Ja! Tiere behindern ihre Reaktionen nicht mit unnötigen innerlichen Dialogen. Nur Menschen sind so intelligent. Oder so dumm?

Da haben doch beide recht, wenn man berücksichtigt, was die beiden mit „denken“ meinen, was in der Übersetzung offensichtlich schlecht rüber kommt.

Ng Mui stellt eine Frage.
Diese ist sinnvoll und kann daher als Frage gar nicht falsch sein.
Die Antwort ist dann mit ja’ zu beantworten, wenn man mit dem Wort „denken“ das innere Verfolgen von Gedanken in der Vorstellung meint.

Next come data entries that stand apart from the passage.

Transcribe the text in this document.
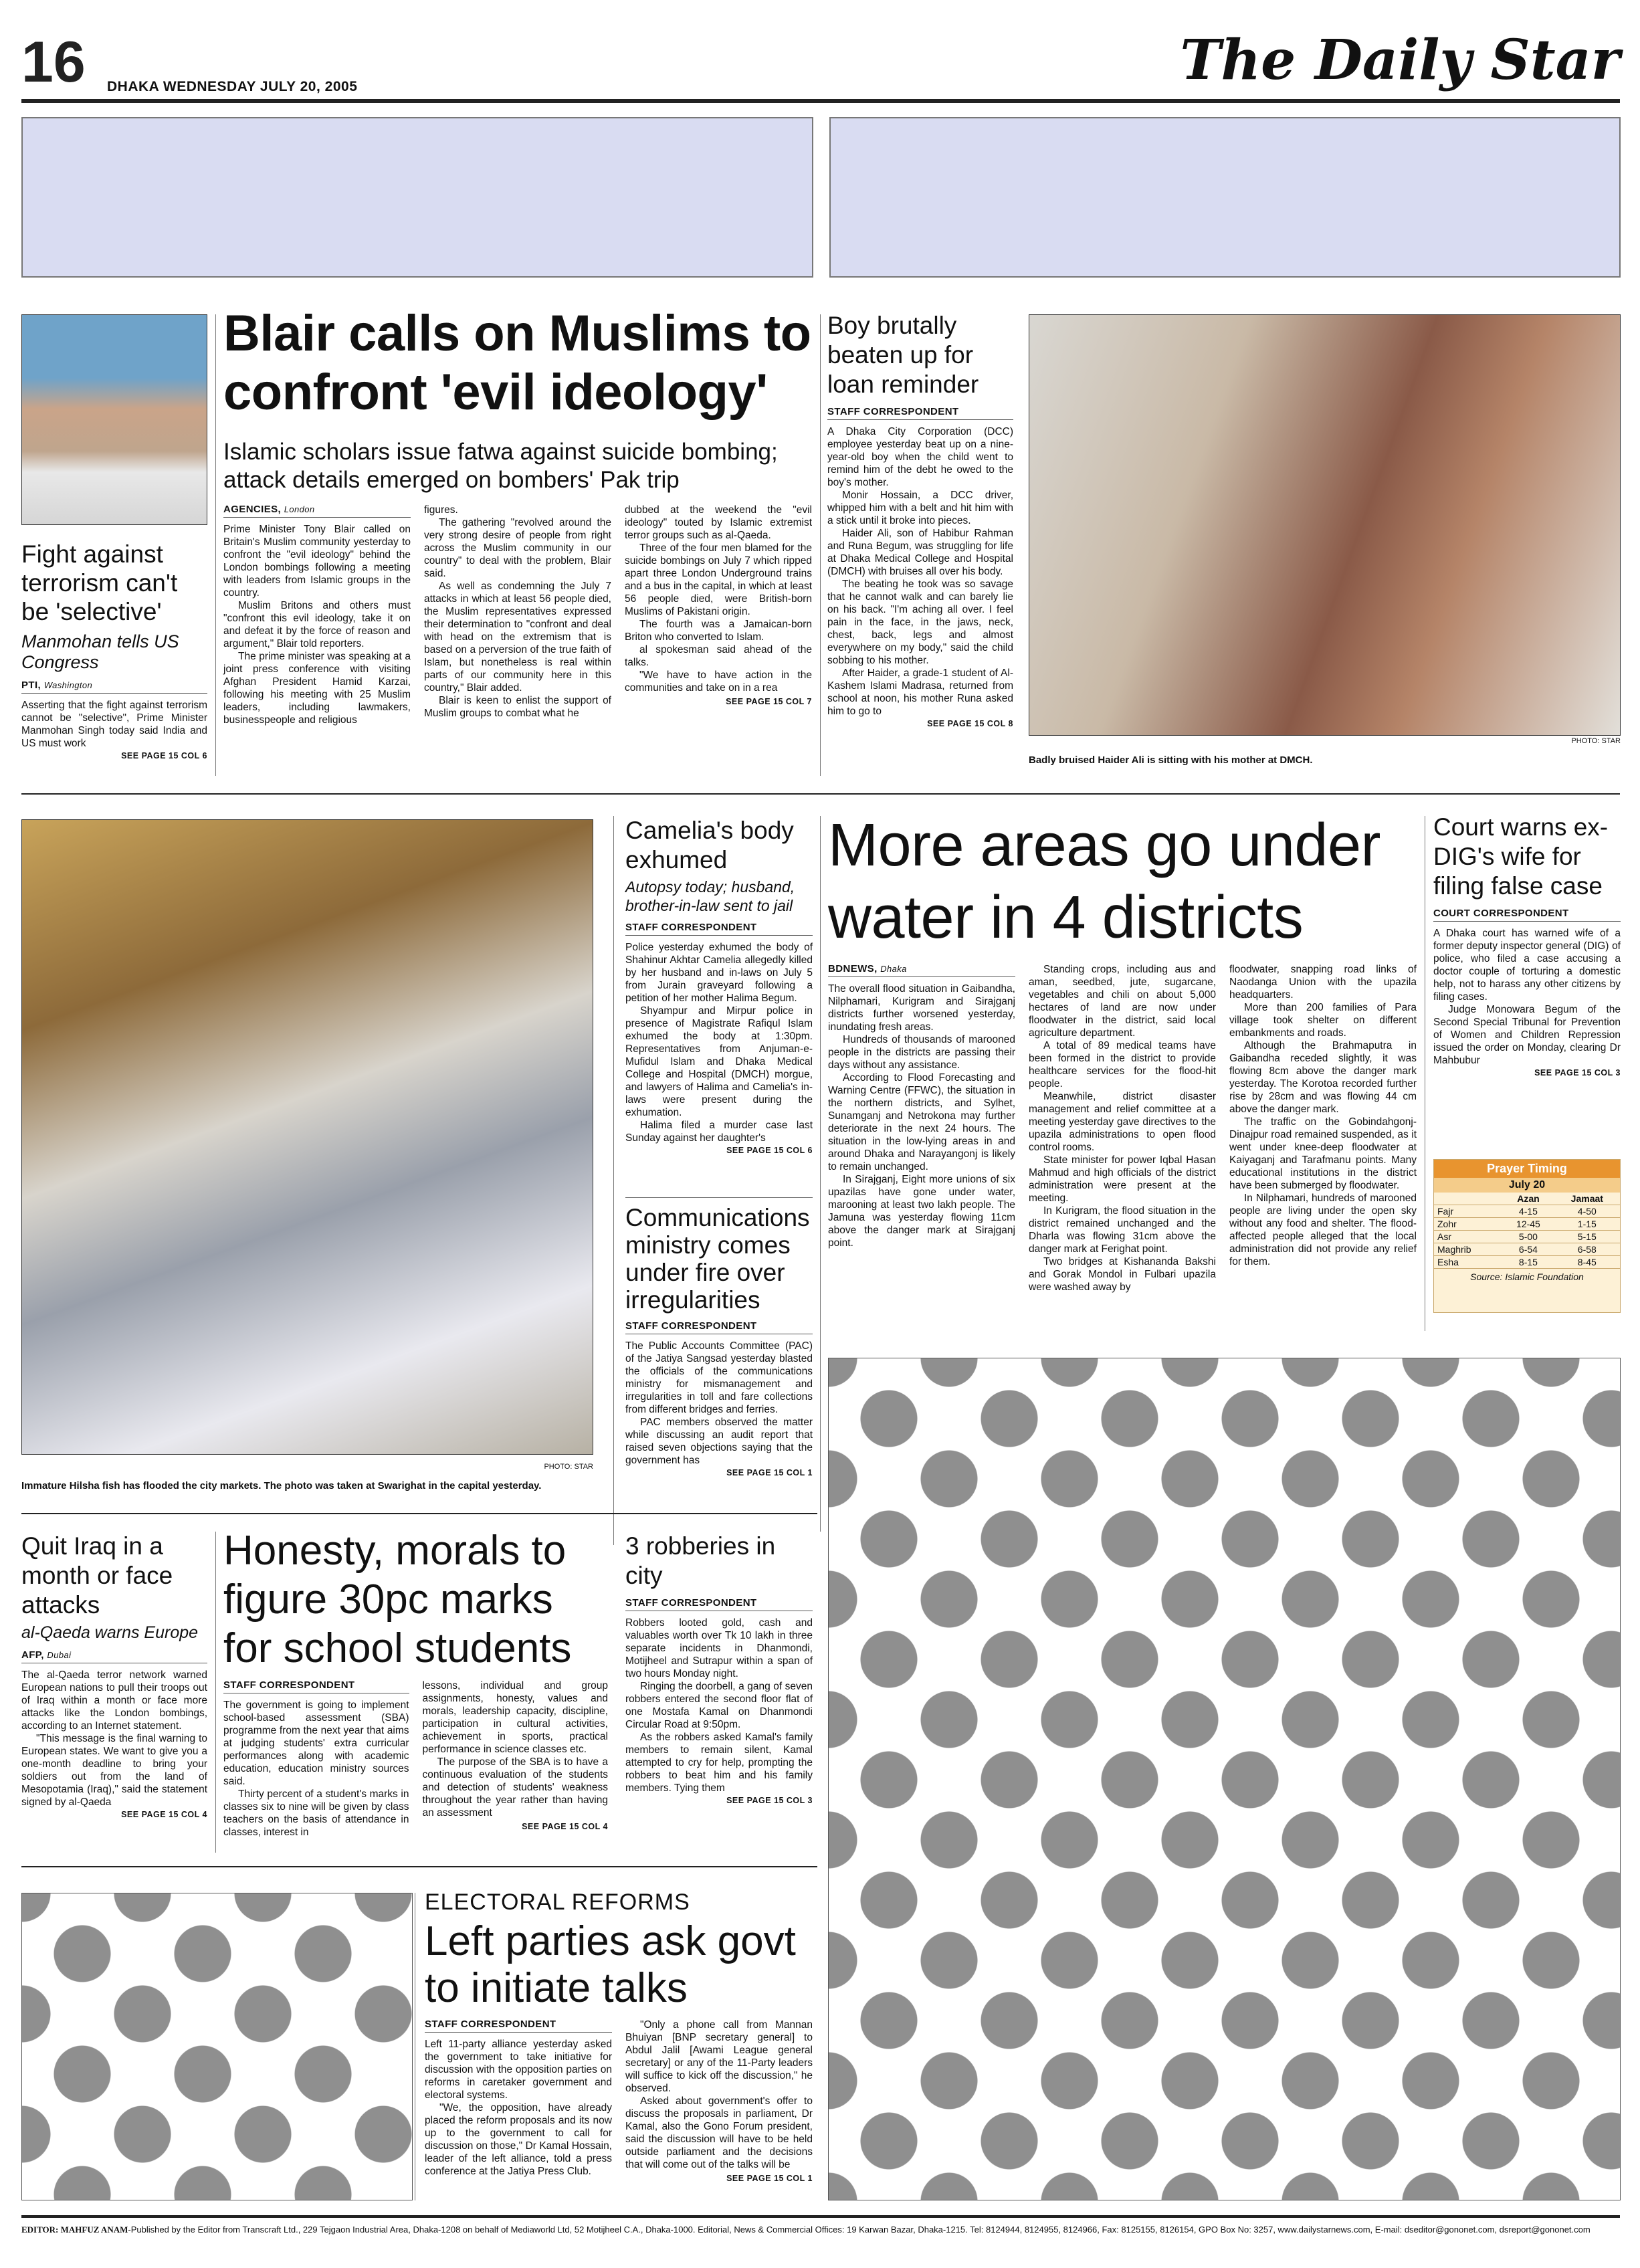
16 DHAKA WEDNESDAY JULY 20, 2005	The Daily Star
Fight against terrorism can't be 'selective'
Manmohan tells US Congress
PTI, Washington
Asserting that the fight against terrorism cannot be "selective", Prime Minister Manmohan Singh today said India and US must work
SEE PAGE 15 COL 6
Blair calls on Muslims to confront 'evil ideology'
Islamic scholars issue fatwa against suicide bombing; attack details emerged on bombers' Pak trip
AGENCIES, London

Prime Minister Tony Blair called on Britain's Muslim community yesterday to confront the "evil ideology" behind the London bombings following a meeting with leaders from Islamic groups in the country.

Muslim Britons and others must "confront this evil ideology, take it on and defeat it by the force of reason and argument," Blair told reporters.

The prime minister was speaking at a joint press conference with visiting Afghan President Hamid Karzai, following his meeting with 25 Muslim leaders, including lawmakers, businesspeople and religious

figures.

The gathering "revolved around the very strong desire of people from right across the Muslim community in our country" to deal with the problem, Blair said.

As well as condemning the July 7 attacks in which at least 56 people died, the Muslim representatives expressed their determination to "confront and deal with head on the extremism that is based on a perversion of the true faith of Islam, but nonetheless is real within parts of our community here in this country," Blair added.

Blair is keen to enlist the support of Muslim groups to combat what he

dubbed at the weekend the "evil ideology" touted by Islamic extremist terror groups such as al-Qaeda.

Three of the four men blamed for the suicide bombings on July 7 which ripped apart three London Underground trains and a bus in the capital, in which at least 56 people died, were British-born Muslims of Pakistani origin.

The fourth was a Jamaican-born Briton who converted to Islam.

al spokesman said ahead of the talks.

"We have to have action in the communities and take on in a rea

SEE PAGE 15 COL 7
Boy brutally beaten up for loan reminder
STAFF CORRESPONDENT

A Dhaka City Corporation (DCC) employee yesterday beat up on a nine-year-old boy when the child went to remind him of the debt he owed to the boy's mother.

Monir Hossain, a DCC driver, whipped him with a belt and hit him with a stick until it broke into pieces.

Haider Ali, son of Habibur Rahman and Runa Begum, was struggling for life at Dhaka Medical College and Hospital (DMCH) with bruises all over his body.

The beating he took was so savage that he cannot walk and can barely lie on his back. "I'm aching all over. I feel pain in the face, in the jaws, neck, chest, back, legs and almost everywhere on my body," said the child sobbing to his mother.

After Haider, a grade-1 student of Al-Kashem Islami Madrasa, returned from school at noon, his mother Runa asked him to go to

SEE PAGE 15 COL 8
PHOTO: STAR
Badly bruised Haider Ali is sitting with his mother at DMCH.
PHOTO: STAR
Immature Hilsha fish has flooded the city markets. The photo was taken at Swarighat in the capital yesterday.
Camelia's body exhumed
Autopsy today; husband, brother-in-law sent to jail
STAFF CORRESPONDENT

Police yesterday exhumed the body of Shahinur Akhtar Camelia allegedly killed by her husband and in-laws on July 5 from Jurain graveyard following a petition of her mother Halima Begum.

Shyampur and Mirpur police in presence of Magistrate Rafiqul Islam exhumed the body at 1:30pm. Representatives from Anjuman-e-Mufidul Islam and Dhaka Medical College and Hospital (DMCH) morgue, and lawyers of Halima and Camelia's in-laws were present during the exhumation.

Halima filed a murder case last Sunday against her daughter's

SEE PAGE 15 COL 6
Communications ministry comes under fire over irregularities
STAFF CORRESPONDENT

The Public Accounts Committee (PAC) of the Jatiya Sangsad yesterday blasted the officials of the communications ministry for mismanagement and irregularities in toll and fare collections from different bridges and ferries.

PAC members observed the matter while discussing an audit report that raised seven objections saying that the government has

SEE PAGE 15 COL 1
More areas go under water in 4 districts
BDNEWS, Dhaka

The overall flood situation in Gaibandha, Nilphamari, Kurigram and Sirajganj districts further worsened yesterday, inundating fresh areas.

Hundreds of thousands of marooned people in the districts are passing their days without any assistance.

According to Flood Forecasting and Warning Centre (FFWC), the situation in the northern districts, and Sylhet, Sunamganj and Netrokona may further deteriorate in the next 24 hours. The situation in the low-lying areas in and around Dhaka and Narayangonj is likely to remain unchanged.

In Sirajganj, Eight more unions of six upazilas have gone under water, marooning at least two lakh people. The Jamuna was yesterday flowing 11cm above the danger mark at Sirajganj point.

Standing crops, including aus and aman, seedbed, jute, sugarcane, vegetables and chili on about 5,000 hectares of land are now under floodwater in the district, said local agriculture department.

A total of 89 medical teams have been formed in the district to provide healthcare services for the flood-hit people.

Meanwhile, district disaster management and relief committee at a meeting yesterday gave directives to the upazila administrations to open flood control rooms.

State minister for power Iqbal Hasan Mahmud and high officials of the district administration were present at the meeting.

In Kurigram, the flood situation in the district remained unchanged and the Dharla was flowing 31cm above the danger mark at Ferighat point.

Two bridges at Kishananda Bakshi and Gorak Mondol in Fulbari upazila were washed away by

floodwater, snapping road links of Naodanga Union with the upazila headquarters.

More than 200 families of Para village took shelter on different embankments and roads.

Although the Brahmaputra in Gaibandha receded slightly, it was flowing 8cm above the danger mark yesterday. The Korotoa recorded further rise by 28cm and was flowing 44 cm above the danger mark.

The traffic on the Gobindahgonj-Dinajpur road remained suspended, as it went under knee-deep floodwater at Kaiyaganj and Tarafmanu points. Many educational institutions in the district have been submerged by floodwater.

In Nilphamari, hundreds of marooned people are living under the open sky without any food and shelter. The flood-affected people alleged that the local administration did not provide any relief for them.

Court warns ex-DIG's wife for filing false case
COURT CORRESPONDENT

A Dhaka court has warned wife of a former deputy inspector general (DIG) of police, who filed a case accusing a doctor couple of torturing a domestic help, not to harass any other citizens by filing cases.

Judge Monowara Begum of the Second Special Tribunal for Prevention of Women and Children Repression issued the order on Monday, clearing Dr Mahbubur

SEE PAGE 15 COL 3
Prayer Timing
July 20
	Azan	Jamaat
Fajr	4-15	4-50
Zohr	12-45	1-15
Asr	5-00	5-15
Maghrib	6-54	6-58
Esha	8-15	8-45
Source: Islamic Foundation
Quit Iraq in a month or face attacks
al-Qaeda warns Europe
AFP, Dubai

The al-Qaeda terror network warned European nations to pull their troops out of Iraq within a month or face more attacks like the London bombings, according to an Internet statement.

"This message is the final warning to European states. We want to give you a one-month deadline to bring your soldiers out from the land of Mesopotamia (Iraq)," said the statement signed by al-Qaeda

SEE PAGE 15 COL 4
Honesty, morals to figure 30pc marks for school students
STAFF CORRESPONDENT

The government is going to implement school-based assessment (SBA) programme from the next year that aims at judging students' extra curricular performances along with academic education, education ministry sources said.

Thirty percent of a student's marks in classes six to nine will be given by class teachers on the basis of attendance in classes, interest in

lessons, individual and group assignments, honesty, values and morals, leadership capacity, discipline, participation in cultural activities, achievement in sports, practical performance in science classes etc.

The purpose of the SBA is to have a continuous evaluation of the students and detection of students' weakness throughout the year rather than having an assessment

SEE PAGE 15 COL 4
3 robberies in city
STAFF CORRESPONDENT

Robbers looted gold, cash and valuables worth over Tk 10 lakh in three separate incidents in Dhanmondi, Motijheel and Sutrapur within a span of two hours Monday night.

Ringing the doorbell, a gang of seven robbers entered the second floor flat of one Mostafa Kamal on Dhanmondi Circular Road at 9:50pm.

As the robbers asked Kamal's family members to remain silent, Kamal attempted to cry for help, prompting the robbers to beat him and his family members. Tying them

SEE PAGE 15 COL 3
ELECTORAL REFORMS
Left parties ask govt to initiate talks
STAFF CORRESPONDENT

Left 11-party alliance yesterday asked the government to take initiative for discussion with the opposition parties on reforms in caretaker government and electoral systems.

"We, the opposition, have already placed the reform proposals and its now up to the government to call for discussion on those," Dr Kamal Hossain, leader of the left alliance, told a press conference at the Jatiya Press Club.

"Only a phone call from Mannan Bhuiyan [BNP secretary general] to Abdul Jalil [Awami League general secretary] or any of the 11-Party leaders will suffice to kick off the discussion," he observed.

Asked about government's offer to discuss the proposals in parliament, Dr Kamal, also the Gono Forum president, said the discussion will have to be held outside parliament and the decisions that will come out of the talks will be

SEE PAGE 15 COL 1
EDITOR: MAHFUZ ANAM-Published by the Editor from Transcraft Ltd., 229 Tejgaon Industrial Area, Dhaka-1208 on behalf of Mediaworld Ltd, 52 Motijheel C.A., Dhaka-1000. Editorial, News & Commercial Offices: 19 Karwan Bazar, Dhaka-1215. Tel: 8124944, 8124955, 8124966, Fax: 8125155, 8126154, GPO Box No: 3257, www.dailystarnews.com, E-mail: dseditor@gononet.com, dsreport@gononet.com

Hier ist es nämlich wirklich besser, angesichts der Gefahr, keinen Gedanken zu folgen und nicht in die Vorstellung abzudriften.
Sonst steht man dann zwar fest in der Phantasie, in der Realität aber eben daneben.
So verstanden ist es dann allerdings besser, auf die menschliche Fähigkeit, angesichts der Praxis auch, bzw. gerade dort zu denken, zu verzichten, weil man sich dieses Denken ja noch gar nicht erworben hat.

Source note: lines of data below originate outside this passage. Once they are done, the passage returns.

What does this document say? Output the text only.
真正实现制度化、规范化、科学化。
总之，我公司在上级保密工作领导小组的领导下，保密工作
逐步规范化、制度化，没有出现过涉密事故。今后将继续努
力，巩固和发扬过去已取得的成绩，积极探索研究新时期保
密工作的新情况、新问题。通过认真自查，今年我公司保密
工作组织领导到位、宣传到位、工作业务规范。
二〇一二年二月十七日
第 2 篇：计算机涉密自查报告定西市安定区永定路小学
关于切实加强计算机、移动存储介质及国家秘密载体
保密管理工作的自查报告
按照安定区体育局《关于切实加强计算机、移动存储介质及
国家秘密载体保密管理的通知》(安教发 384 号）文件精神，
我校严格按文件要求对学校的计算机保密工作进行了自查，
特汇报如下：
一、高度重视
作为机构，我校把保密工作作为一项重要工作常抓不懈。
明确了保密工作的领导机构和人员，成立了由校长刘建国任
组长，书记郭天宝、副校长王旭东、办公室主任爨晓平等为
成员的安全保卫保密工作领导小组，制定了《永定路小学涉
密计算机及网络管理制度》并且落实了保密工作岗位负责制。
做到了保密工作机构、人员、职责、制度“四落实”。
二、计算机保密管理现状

Die Antwort auf die Frage von Ng Mui ist aber dann ‚nein’, wenn man bereits Zugriff auf die menschliche Fähigkeit hat, angesichts der Gefahr auch und gerade hier intensiv denken zu können, was ja im Zen gemeint ist, wo man im Satori in die „Welt der Unterscheidungen“ eintritt, die man dann geistesgegenwärtig denkend aufnimmt, um das Tun zu optimieren.

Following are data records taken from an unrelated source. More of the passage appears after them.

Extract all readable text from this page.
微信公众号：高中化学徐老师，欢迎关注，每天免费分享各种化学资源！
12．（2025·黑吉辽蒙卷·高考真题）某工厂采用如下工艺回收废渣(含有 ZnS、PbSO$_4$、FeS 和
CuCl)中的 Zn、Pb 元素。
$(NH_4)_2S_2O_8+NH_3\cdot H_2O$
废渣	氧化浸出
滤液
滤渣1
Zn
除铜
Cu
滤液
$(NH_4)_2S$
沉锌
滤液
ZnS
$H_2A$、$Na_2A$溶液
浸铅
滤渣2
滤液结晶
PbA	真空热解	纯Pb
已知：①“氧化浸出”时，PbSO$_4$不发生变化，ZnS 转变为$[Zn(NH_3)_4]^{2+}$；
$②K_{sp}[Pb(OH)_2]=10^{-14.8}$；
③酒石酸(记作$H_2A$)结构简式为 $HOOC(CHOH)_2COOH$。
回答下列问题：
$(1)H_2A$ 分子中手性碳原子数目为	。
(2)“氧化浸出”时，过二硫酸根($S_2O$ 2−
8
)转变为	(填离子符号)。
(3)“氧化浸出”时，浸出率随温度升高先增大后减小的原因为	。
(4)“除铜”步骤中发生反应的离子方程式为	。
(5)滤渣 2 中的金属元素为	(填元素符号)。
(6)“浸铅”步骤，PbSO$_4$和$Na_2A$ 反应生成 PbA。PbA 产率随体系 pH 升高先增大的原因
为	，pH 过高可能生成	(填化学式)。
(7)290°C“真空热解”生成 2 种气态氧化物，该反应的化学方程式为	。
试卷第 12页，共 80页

Die Antwort von Yim Ving Tsun ist auf alle Fälle richtig!
Sie bestimmt ja, was ihrer Ansicht nach Ng Mui unter „denken“ versteht. Sie wählt die erste Variante und sagt ja deutlich, dass „unnötige innere Dialoge“, also das Verfolgen von Gedanken in der Vorstellung, gemeint sei.
Bei diesem Verständnis von Denken ist es daher richtig zu sagen, dass nur Menschen die Fähigkeit besitzen, nicht nur die gedanklichen Produkte ihres eigenen Denkens, sondern auch die gedanklich transportierte Erfahrung anderer Menschen in ihrer erinnernden Vorstellung zu verfolgen und dadurch in vorgestellte Gedanken abzudriften, statt mit dem Denken bei der Sache zu bleiben.
Dies zu tun, hält der Mensch für intelligent, was ja in entspannten Situationen nicht ganz von der Hand zu weisen ist, aber die Dummheit folgt auf dem Fuß!

Das menschliche Wesen hat der Möglichkeit nach die Chance zu denken. Im Kindsein ist einem dieses – die Praxis unmittelbar aufnehmende – Denken als Kredit geschenkt.
Mit diesem Kredit muss man aber, mit Hilfe der Erwachsenen, sinnvoll umgehen, um die kindliche Chance zu denken auch erwachsene Wirklichkeit werden zu lassen.

Wird diese Chance bzw. der Kredit verspielt, dann ist es vermutlich theoretisch besser, angesichts der Gefahr das Denken gar nicht zu versuchen und Gedanken abzuweisen.

In der Praxis kann es aber durchaus sein, dass angesichts der Gefahr die Augen auf gehen (wie beim Satori) und das Denken freie Bahn bekommt, wo man eben „über dem Abgrund die Hände loslässt“, d.h. von den vorgestellten Gedanken loslässt und mit selbstständigem Denken der Wirklichkeit unmittelbar begegnet.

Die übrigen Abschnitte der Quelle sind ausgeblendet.